In the previous section, we used caching to estimate the upper bound of performance gain we can get by optimizing the data loading pipeline.

It is intuitive that caching improves the performance of training loop. The batches are available in memory, so there is no wait time for the batch creation. The training loop only needs to look up the batch in memory.

However, there is another factor that helps the performance of training loop. That is the lower CPU utilization.

When a training pipeline is efficiently using GPUs, the following happens.

1. Whenever a unit of computate operation (GPU kernel) is completed, CPU is able to launch the next one as soon as possible.

2. The data required to launch the next GPU kernel is available before the current GPU kernel is finished.

The goal of data loading optimization is to achieve the second part. It turns out, however, when the CPU utilization is high, it becomes difficult for the CPU to launch GPU kernels in timely manner. We call this phenomenon “noisy neighbour”.
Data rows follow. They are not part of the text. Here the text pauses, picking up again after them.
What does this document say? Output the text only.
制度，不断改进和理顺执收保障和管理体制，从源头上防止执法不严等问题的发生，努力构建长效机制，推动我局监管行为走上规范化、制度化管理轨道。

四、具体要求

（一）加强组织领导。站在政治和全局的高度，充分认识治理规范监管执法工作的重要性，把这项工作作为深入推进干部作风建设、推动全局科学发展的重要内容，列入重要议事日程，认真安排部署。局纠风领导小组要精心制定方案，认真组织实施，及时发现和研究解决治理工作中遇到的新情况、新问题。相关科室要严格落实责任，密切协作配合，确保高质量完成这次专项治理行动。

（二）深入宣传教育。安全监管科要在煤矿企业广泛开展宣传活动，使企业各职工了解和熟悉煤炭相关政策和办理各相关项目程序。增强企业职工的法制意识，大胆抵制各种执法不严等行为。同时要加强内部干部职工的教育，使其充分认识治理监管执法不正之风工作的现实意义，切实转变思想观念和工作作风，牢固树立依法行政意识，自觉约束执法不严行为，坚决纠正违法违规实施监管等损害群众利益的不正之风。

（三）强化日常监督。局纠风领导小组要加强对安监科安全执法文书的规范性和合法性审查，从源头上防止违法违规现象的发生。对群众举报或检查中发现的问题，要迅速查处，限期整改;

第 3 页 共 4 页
To show the effect of the noisy neighbour, we conducted an experiment. We ran a pipeline that trains an image classification model. After some steps, we spawned a subprocess that serves no functionality but consumes CPU resource. We repeat this until the CPU utilization hit 100%.

The following plot shows the how the training speed (batch per second) drops as we add more and more CPU loads.

This suggests that data loading needs to be not only fast but also efficient. At some point, we thought that since we are using GPUs for model computation, we can use CPU resources for data loading, and we should be utilizing CPU as much as possible. This turned out to be an anti-pattern.

We now recommend to keep the CPU utilization at most 40% for efficient training.